GitHub - alexander-turner/alt-text-llm: AI-powered alt text generation and labeling tools for markdown content

3 min read Original article ↗

alt-text-llm

AI-powered alt text generation and labeling tools for markdown content. Originally developed for my website (repo).

Features

  • Intelligent scanning - Detects images/videos missing meaningful alt text (ignores empty alt="")
  • AI-powered generation - Uses LLM of your choice to create context-aware alt text suggestions
  • Interactive labeling - Manually review and edit LLM suggestions. Images display directly in your terminal
  • Automatic application - Apply approved captions back to your markdown files

A labeled example of the labeling pipeline: 1) view the context for an image, 2) view the image itself, while 3) editing the AI-generated label suggestion.

Installation

From PyPI

Automated setup (includes system dependencies)

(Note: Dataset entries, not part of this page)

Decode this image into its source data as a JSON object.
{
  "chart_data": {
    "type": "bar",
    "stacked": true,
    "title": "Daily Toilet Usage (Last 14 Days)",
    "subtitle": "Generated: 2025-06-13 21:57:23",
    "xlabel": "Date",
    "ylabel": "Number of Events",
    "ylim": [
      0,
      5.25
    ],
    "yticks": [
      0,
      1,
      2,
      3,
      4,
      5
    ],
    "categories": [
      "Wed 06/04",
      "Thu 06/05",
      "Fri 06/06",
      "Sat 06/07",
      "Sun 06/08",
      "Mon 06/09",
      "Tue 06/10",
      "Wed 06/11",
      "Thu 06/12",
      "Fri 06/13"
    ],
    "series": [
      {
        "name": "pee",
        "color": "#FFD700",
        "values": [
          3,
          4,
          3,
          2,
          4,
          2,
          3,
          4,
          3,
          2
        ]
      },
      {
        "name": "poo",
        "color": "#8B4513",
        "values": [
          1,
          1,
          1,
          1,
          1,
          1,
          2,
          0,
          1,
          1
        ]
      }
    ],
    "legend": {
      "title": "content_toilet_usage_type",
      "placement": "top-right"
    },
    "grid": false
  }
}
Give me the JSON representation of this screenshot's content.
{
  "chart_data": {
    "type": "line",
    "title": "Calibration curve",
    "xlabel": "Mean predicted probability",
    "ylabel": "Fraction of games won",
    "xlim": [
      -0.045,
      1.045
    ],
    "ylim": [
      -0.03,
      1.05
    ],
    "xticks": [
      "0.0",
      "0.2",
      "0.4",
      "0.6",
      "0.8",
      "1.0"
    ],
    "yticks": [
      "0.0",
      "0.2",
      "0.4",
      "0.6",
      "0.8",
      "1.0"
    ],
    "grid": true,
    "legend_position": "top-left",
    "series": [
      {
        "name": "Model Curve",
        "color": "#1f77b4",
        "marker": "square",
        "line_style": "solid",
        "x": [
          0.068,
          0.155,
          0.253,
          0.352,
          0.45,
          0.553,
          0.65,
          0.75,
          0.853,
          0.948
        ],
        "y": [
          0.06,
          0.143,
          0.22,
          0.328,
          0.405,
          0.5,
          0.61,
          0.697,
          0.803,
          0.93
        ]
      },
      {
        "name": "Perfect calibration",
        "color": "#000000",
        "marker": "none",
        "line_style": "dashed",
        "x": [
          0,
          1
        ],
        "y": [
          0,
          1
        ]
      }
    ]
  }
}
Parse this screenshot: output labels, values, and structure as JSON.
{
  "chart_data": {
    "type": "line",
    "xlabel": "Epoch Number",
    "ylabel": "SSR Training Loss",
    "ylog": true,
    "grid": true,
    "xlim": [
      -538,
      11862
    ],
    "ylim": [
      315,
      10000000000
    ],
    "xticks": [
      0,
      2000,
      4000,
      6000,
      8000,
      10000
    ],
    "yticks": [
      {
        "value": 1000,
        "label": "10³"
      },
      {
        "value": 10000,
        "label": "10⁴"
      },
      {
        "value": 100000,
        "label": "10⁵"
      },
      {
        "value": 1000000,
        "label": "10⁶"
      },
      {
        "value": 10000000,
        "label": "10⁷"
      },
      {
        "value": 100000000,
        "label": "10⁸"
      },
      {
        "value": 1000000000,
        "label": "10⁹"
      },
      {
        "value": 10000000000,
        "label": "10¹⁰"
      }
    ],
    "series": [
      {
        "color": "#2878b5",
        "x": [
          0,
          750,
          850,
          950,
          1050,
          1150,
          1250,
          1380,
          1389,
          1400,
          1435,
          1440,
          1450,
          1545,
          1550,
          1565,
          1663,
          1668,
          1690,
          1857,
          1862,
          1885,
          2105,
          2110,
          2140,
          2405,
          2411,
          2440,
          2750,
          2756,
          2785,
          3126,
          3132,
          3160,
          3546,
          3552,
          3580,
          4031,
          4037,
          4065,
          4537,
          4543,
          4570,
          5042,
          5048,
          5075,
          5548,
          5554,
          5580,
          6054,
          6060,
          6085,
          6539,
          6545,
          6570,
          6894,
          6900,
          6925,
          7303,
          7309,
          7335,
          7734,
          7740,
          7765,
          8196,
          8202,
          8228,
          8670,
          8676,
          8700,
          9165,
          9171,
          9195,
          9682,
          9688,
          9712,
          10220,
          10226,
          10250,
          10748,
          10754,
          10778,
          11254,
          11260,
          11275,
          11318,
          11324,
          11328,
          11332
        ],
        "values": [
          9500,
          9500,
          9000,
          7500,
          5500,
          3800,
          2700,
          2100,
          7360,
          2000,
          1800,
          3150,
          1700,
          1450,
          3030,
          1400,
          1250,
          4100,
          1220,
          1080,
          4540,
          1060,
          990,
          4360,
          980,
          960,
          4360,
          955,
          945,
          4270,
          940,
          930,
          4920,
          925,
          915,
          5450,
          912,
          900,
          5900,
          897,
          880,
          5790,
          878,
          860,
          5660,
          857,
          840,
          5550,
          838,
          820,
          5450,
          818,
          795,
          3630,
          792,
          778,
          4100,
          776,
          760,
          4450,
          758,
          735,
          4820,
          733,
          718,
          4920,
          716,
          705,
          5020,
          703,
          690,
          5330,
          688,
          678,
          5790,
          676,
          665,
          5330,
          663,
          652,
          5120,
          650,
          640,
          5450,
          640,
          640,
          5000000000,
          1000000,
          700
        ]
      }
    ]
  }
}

git clone https://github.com/alexander-turner/alt-text-llm.git
cd alt-text-llm
./setup.sh

Prerequisites

macOS:

brew install imagemagick ffmpeg imgcat
pip install llm

Linux:

sudo apt-get install imagemagick ffmpeg
pip install llm
# imgcat: curl -sL https://iterm2.com/utilities/imgcat -o ~/.local/bin/imgcat && chmod +x ~/.local/bin/imgcat

Usage

The tool provides four main commands: scan, generate, label, and apply.

1. Scan for missing alt text

Scan your markdown files to find images without meaningful alt text:

alt-text-llm scan --root /path/to/markdown/files

This creates asset_queue.json with all assets needing alt text.

2. Generate AI suggestions

Generate alt text suggestions using an LLM:

alt-text-llm generate \
  --root /path/to/markdown/files \
  --model gemini-2.5-flash \
  --suggestions-file suggested_alts.json

Available options:

  • --model (required) - LLM model to use (e.g., gemini-2.5-flash, gpt-4o-mini, claude-3-5-sonnet)
  • --max-chars - Maximum characters for alt text (default: 300)
  • --timeout - LLM timeout in seconds (default: 120)
  • --estimate-only - Only show cost estimate without generating
  • --process-existing - Also process assets that already have captions

Cost estimation:

alt-text-llm generate \
  --root /path/to/markdown/files \
  --model gemini-2.5-flash \
  --estimate-only

3. Label and approve suggestions

Interactively review and approve the AI-generated suggestions:

alt-text-llm label \
  --suggestions-file suggested_alts.json \
  --output asset_captions.json

Interactive commands:

  • Edit the suggested alt text (vim keybindings enabled)
  • Press Enter to accept the suggestion as-is
  • Submit undo or u to go back to the previous item
  • Images display in your terminal (requires imgcat)

4. Apply approved captions

Apply the approved captions back to your markdown files:

alt-text-llm apply \
  --captions-file asset_captions.json

Available options:

  • --captions-file - Path to the captions JSON file with final_alt populated (default: asset_captions.json)
  • --dry-run - Preview changes without modifying files

What it does:

  • Reads approved captions from the captions file
  • Locates corresponding images/videos in markdown files
  • Updates alt text for all supported formats:
    • Markdown images: ![alt](path)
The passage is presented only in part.